Italian singer Luisa Casali is perhaps best known for having cut an earlier version of Dusty Springfield’s Give me time. Inexplicably, she failed to enjoy a hit with her version. Then, despite their quality, none of her further recordings – including the dancefloor filler Il momento della verità – managed to propel her into the premier league of Italy’s pop princesses either.
She was born Maria Luisa Capocasale in Milan in 1947.
After studying accounting, she began singing in clubs in and around Milan, and spent a season appearing in the town of Grado. She was spotted by the Philips label and offered a recording contract under a new, simplified version of her name, Luisa Casali.
Questo mio amore, a fairly traditional ballad, became her debut disc, in 1964. Arguably, the flip, Primo amore – a song in the Mina mould – proved the more interesting side.
In 1966, Luisa switched to the Fox label, where executives had great plans for the singer.
She was signed up to appear in the Rose festival. The practice was to have two singers perform each song, and Luisa appeared alongside Carmelo Pagano singing L’amore se ne va. The pair won the contest, and Luisa’s release of the song included a cracking version of US singer Bobby Hebb’s Sunny on the flip.
Surprisingly, neither she nor Pagano scored a hit with versions of their winning song – though Dusty Springfield spotted its potential. Translated as Give me time, it became a big hit for the British singer.

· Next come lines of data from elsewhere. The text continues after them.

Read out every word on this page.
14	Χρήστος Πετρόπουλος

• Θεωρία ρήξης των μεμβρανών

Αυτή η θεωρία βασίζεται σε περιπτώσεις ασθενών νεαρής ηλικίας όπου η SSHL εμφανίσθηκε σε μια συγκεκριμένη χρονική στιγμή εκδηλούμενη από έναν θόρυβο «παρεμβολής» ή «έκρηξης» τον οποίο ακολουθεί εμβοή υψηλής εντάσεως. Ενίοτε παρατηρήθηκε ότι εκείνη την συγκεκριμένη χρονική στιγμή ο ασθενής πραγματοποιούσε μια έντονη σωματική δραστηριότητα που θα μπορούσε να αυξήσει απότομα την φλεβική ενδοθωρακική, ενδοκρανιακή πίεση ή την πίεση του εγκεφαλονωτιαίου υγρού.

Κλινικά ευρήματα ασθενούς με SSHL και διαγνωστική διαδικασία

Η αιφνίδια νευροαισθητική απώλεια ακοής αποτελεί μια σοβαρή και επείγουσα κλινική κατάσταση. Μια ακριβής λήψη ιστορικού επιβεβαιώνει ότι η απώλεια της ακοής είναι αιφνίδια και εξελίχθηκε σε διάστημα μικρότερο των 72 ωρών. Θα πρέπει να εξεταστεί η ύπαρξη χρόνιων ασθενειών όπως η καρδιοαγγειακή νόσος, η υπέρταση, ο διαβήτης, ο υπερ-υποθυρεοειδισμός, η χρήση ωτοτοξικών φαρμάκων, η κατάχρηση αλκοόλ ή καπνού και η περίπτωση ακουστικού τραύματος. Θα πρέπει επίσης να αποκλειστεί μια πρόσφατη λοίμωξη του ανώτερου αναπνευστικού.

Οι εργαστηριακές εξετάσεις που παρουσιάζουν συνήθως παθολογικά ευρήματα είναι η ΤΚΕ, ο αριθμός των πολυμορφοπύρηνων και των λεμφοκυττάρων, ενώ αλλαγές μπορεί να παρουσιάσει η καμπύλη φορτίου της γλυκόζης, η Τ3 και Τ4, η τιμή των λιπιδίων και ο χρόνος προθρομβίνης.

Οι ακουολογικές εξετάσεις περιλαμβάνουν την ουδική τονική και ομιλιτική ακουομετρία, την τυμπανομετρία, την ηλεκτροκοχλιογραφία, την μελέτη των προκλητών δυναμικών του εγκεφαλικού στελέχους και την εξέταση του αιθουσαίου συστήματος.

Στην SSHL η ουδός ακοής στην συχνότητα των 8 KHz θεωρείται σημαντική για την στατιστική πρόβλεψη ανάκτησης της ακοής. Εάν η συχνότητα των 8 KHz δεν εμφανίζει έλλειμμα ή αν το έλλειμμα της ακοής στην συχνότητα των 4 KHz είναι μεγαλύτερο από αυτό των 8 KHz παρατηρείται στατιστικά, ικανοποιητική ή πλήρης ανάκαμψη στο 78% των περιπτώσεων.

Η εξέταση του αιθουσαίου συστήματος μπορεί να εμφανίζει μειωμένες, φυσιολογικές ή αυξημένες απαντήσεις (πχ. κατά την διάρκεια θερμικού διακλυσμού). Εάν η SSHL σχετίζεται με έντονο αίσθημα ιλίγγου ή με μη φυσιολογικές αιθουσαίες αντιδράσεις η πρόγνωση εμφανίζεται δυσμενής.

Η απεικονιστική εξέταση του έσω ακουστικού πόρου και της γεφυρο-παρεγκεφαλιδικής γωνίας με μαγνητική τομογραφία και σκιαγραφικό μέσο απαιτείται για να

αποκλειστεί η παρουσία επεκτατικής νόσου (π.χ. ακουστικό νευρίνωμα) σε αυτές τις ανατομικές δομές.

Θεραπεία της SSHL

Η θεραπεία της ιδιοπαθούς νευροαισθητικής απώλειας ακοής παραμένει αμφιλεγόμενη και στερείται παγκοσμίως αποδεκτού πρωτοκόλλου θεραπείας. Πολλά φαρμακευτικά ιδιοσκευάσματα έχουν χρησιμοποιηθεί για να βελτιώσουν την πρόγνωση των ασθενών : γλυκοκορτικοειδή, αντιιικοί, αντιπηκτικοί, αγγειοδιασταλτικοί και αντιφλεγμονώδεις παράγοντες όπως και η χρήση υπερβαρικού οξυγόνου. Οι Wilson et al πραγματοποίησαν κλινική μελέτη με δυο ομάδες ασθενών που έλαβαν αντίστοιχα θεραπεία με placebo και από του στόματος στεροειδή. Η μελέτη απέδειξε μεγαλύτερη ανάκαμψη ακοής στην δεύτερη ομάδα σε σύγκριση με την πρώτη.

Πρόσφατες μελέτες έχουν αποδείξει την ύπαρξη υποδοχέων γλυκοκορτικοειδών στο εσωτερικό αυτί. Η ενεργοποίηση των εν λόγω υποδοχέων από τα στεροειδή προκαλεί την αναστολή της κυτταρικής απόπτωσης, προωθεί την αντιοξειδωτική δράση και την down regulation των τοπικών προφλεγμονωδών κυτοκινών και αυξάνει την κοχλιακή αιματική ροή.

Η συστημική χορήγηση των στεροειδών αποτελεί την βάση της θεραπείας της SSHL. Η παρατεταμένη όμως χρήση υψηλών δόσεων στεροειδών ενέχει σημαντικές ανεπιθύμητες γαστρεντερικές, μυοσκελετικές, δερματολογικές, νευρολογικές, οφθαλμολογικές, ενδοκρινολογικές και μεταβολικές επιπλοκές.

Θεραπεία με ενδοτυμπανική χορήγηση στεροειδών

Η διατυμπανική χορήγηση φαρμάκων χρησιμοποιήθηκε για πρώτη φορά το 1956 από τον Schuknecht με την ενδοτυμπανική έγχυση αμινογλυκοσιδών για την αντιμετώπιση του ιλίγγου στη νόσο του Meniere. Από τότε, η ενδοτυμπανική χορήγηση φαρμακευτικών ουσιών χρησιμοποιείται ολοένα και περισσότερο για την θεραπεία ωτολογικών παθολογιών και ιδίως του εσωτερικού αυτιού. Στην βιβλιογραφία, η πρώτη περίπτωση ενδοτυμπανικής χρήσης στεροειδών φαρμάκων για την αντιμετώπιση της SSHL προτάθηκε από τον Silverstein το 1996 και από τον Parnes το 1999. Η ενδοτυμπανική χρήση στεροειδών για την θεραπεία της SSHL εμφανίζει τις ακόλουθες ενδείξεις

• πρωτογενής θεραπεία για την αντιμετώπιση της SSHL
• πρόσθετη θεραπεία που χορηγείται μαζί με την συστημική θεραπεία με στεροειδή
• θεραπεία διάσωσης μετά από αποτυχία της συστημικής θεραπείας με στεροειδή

La tua immagine, Luisa’s take on Simon and Garfunkel’s The sound of silence, became her first release of 1967. However, it was issued in competition with versions by established star Dino and by Mike Liddell e gli Atomi, and the sales war damaged Luisa’s chances of scoring a significant chart breakthrough. The rather dull B-side, Pensami, did little to boost its appeal.
Later that year she took what many fans consider her finest song, Il momento della verità, to the Cantagiro contest, though she failed to repeat her success at the Rose festival. (Her section of the contest was won by Massimo Ranieri with Pietà per chi ti ama – a song also recorded by British singer Julie Rogers as Let me belong to you, fact fans.)
Luisa’s disappointment was compounded when her appearance at the 1967 Naples festival singing Ma come va also fell flat.
In 1968 she found herself at the Disco per l’estate contest, performing Proprio stasera. Sadly, it failed to win over jurors, and her release of the song included the unusual – and not wholly convincing – choice of the country and western-styled Lungo il fiume on the B-side.
By this time, Fox had lost interest in promoting the singer, and at the end of the decade, she abandoned the music business altogether.